Die mandibuläre Retrognathie sollte behandelt werden, um die beschriebenen Komplikationen zu verhindern. Der Zahnarzt oder die Zahnärztin führt verschiedene Untersuchungen durch, unter anderem eine Röntgenaufnahme, um die Diagnose zu stellen. In den meisten Fällen wird eine seitliche Röntgenaufnahme des Schädels (Cephalometrie) erstellt, um das Ausmaß der Fehlstellung zu bewerten. Nach der Diagnose gibt es verschiedene Behandlungsmöglichkeiten.

Behandlung bei Babys und Kindern

Eine frühe Behandlung erhöht die Erfolgsaussichten, deshalb kommen bei Kindern oft kieferorthopädische Techniken zum Einsatz. Funktionskieferorthopädische Geräte (FKO-Geräte) regulieren das Kieferwachstum aktiv. Das bedeutet, dass der unterentwickelte Unterkiefer unterstützt werden kann.

Ist die Retrognathie auf das Pierre-Robin-Syndrom zurückzuführen, können bereits Babys behandelt werden, um Komplikationen zu vermeiden.

Schwere Fälle erfordern jedoch oft eine weitere Behandlung im Jugend- oder Erwachsenenalter.
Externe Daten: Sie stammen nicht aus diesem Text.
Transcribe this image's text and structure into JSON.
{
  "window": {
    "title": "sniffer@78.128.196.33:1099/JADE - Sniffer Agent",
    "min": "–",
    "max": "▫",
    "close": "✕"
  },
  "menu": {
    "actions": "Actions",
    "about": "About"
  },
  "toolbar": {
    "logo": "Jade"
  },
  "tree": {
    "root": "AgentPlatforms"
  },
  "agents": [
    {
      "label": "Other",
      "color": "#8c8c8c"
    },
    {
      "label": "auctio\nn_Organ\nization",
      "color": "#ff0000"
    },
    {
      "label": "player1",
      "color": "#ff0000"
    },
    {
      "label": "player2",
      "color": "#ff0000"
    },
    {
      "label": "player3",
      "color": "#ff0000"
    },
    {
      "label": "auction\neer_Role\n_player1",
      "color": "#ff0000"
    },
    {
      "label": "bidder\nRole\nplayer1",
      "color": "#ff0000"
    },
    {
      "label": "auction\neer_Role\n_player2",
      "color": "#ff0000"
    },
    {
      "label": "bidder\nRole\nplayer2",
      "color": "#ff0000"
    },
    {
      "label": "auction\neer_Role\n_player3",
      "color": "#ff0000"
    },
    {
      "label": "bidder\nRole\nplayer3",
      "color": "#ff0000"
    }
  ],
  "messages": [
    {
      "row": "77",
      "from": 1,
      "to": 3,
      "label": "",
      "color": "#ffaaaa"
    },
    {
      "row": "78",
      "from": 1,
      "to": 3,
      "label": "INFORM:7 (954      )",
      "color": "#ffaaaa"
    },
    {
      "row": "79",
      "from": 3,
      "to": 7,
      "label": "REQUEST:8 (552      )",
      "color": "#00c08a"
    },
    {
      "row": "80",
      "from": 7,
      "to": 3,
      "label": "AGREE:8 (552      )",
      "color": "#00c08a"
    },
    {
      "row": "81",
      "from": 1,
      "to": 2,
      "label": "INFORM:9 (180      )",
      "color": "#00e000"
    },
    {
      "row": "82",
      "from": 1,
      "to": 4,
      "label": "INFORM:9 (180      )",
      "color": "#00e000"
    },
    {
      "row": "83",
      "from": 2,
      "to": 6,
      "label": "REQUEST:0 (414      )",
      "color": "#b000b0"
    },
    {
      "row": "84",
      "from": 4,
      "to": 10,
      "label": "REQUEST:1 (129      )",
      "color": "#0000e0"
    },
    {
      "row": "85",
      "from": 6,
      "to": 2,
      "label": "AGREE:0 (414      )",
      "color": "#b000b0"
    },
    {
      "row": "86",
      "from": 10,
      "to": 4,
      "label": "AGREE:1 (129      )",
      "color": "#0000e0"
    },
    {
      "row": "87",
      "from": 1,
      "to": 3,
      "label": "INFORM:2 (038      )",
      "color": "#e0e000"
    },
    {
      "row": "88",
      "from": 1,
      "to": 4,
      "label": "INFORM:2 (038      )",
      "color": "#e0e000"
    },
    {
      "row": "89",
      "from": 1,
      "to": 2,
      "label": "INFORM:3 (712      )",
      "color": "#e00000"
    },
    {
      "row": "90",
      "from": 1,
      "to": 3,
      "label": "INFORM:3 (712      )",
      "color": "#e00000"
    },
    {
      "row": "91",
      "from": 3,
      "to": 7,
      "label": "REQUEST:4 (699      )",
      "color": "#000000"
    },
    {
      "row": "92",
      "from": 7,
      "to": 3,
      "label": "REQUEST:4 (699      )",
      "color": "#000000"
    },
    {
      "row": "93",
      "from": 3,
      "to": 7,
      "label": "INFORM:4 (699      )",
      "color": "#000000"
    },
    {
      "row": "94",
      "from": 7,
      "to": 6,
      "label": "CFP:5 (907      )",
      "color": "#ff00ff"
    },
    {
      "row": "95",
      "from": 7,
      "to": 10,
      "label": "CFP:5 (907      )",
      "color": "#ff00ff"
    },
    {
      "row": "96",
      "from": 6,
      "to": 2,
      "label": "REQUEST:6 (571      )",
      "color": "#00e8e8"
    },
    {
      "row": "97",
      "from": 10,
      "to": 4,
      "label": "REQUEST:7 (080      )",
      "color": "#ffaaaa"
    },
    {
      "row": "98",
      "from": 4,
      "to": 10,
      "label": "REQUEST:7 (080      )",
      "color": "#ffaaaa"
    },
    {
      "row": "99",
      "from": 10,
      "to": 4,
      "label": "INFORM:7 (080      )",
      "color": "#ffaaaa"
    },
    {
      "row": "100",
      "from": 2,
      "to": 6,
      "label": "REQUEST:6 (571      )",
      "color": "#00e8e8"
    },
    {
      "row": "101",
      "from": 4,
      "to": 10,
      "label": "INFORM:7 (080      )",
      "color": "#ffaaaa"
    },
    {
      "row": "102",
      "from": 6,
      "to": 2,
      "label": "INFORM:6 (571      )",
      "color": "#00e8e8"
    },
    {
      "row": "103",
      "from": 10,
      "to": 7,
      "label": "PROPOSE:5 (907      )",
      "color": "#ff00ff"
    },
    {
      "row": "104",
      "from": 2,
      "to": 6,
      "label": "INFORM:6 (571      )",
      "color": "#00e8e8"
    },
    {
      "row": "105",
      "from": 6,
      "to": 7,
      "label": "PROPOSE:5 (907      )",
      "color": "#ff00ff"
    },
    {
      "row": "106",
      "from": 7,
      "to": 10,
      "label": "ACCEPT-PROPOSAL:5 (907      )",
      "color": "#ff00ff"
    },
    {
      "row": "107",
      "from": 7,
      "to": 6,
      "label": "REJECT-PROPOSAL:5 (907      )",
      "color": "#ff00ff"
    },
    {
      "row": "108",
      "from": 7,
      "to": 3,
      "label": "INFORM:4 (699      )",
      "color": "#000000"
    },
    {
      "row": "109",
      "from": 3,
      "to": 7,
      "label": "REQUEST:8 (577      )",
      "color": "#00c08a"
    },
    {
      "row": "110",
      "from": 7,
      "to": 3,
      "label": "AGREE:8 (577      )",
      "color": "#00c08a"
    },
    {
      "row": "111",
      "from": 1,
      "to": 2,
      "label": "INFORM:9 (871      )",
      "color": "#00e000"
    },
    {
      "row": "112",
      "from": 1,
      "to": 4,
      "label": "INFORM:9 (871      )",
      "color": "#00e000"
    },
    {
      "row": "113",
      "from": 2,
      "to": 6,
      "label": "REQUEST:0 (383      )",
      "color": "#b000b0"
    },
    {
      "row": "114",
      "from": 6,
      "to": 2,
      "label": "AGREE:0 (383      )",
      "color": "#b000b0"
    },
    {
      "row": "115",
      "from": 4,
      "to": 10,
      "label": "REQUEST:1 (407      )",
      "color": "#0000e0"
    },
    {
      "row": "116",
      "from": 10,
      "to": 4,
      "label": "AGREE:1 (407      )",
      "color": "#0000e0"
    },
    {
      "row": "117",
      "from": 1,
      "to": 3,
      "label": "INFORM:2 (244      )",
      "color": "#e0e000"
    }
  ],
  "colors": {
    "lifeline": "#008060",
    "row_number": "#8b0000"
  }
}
Behandlung bei Jugendlichen und Erwachsenen

Bei Jugendlichen und insbesondere bei Erwachsenen ist die Korrektur schwieriger. Deshalb kommen in diesem Fall festsitzende Zahnspangen zum Einsatz, wobei die Fehlstellung oft nur bis zu einem bestimmten Grad korrigiert werden kann. Die Ausrichtung der Zähne wird damit korrigiert, jedoch nicht die Form des Kiefers.

In manchen Fällen entscheiden sich Betroffene mit einem stark fliehenden Kinn für eine Mentoplastik, insbesondere dann, wenn medizinische Gründe wie eine Schlafapnoe vorliegen.

Mandibuläre Retrognathie, nicht nur ein kosmetisches Problem

Die mandibuläre Retrognathie ist zwar auf den ersten Blick erkennbar, doch dahinter verbergen sich zusätzlich mögliche Komplikationen. Deshalb empfiehlt es sich, diese Fehlstellung möglichst bereits in jungem Alter zu behandeln. Lasse dich von deiner Zahnärztin oder von deinem Zahnarzt über alle Möglichkeiten beraten.